Arka menghela napas lega, merasa sedikit beban terangkat dari pundaknya. "Perjalanan?" gumamnya, dengan nada penasaran. Dia ingin bertanya lebih jauh tentang perjalanan panjang yang Kirana tempuh, namun merasa tak sopan untuk ikut campur dalam urusan Langgar Suci. Bagaimanapun, tujuannya datang kemari adalah untuk bertemu dengan Kirana dan mendiskusikan soal Chandra.

"Sepertinya, aku datang di saat yang tidak tepat," ucap Arka kemudian, mencoba memahami prioritas dan batasan meskipun dia adalah seorang putra mahkota. "Aku akan kembali ketika keadaan Kirana sudah pulih sepenuhnya."

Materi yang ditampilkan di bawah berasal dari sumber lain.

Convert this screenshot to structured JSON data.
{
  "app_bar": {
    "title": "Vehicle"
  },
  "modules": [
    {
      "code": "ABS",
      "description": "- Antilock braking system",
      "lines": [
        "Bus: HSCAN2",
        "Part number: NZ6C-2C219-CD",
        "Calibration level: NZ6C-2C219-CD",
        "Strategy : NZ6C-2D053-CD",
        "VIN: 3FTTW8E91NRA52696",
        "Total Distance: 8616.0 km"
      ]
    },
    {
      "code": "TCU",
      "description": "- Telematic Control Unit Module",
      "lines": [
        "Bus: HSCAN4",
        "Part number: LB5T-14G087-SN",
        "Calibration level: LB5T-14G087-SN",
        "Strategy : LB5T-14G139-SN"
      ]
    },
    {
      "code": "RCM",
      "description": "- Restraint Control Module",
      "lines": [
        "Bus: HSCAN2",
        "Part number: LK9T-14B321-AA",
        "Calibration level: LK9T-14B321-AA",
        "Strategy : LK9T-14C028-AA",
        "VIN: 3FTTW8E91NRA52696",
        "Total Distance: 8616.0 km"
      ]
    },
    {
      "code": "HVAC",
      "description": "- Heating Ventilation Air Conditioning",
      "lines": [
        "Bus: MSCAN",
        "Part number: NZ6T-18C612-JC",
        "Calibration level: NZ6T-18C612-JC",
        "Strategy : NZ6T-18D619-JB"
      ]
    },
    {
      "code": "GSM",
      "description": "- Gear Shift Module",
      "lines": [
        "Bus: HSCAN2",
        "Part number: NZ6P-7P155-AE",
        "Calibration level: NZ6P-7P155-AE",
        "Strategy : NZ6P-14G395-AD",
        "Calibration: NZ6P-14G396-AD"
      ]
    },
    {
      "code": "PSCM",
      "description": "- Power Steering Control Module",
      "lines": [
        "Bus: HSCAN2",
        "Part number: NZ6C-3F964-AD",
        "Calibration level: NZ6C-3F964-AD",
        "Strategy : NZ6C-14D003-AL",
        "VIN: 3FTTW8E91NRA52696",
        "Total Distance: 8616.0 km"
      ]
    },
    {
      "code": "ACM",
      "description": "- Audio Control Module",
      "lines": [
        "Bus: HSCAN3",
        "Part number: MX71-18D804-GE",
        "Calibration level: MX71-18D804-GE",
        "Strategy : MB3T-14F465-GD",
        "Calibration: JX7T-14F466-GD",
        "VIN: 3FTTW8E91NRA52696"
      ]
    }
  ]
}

Empu Agung mengangguk dengan penuh pengertian. "Itu keputusan yang bijak, Pangeran. Biarkan Kirana beristirahat sampai dia benar-benar pulih."

Dengan berat hati, Arka pamit mengundurkan diri pada Empu Agung. Dia bergerak menuju pintu dengan langkah hati-hati, tidak ingin mengganggu ketenangan tempat itu. Namun, takdir tampaknya berkehendak lain. Ketika Arka hampir mencapai pintu, tiba-tiba Kirana membuka matanya dan meringik kesakitan.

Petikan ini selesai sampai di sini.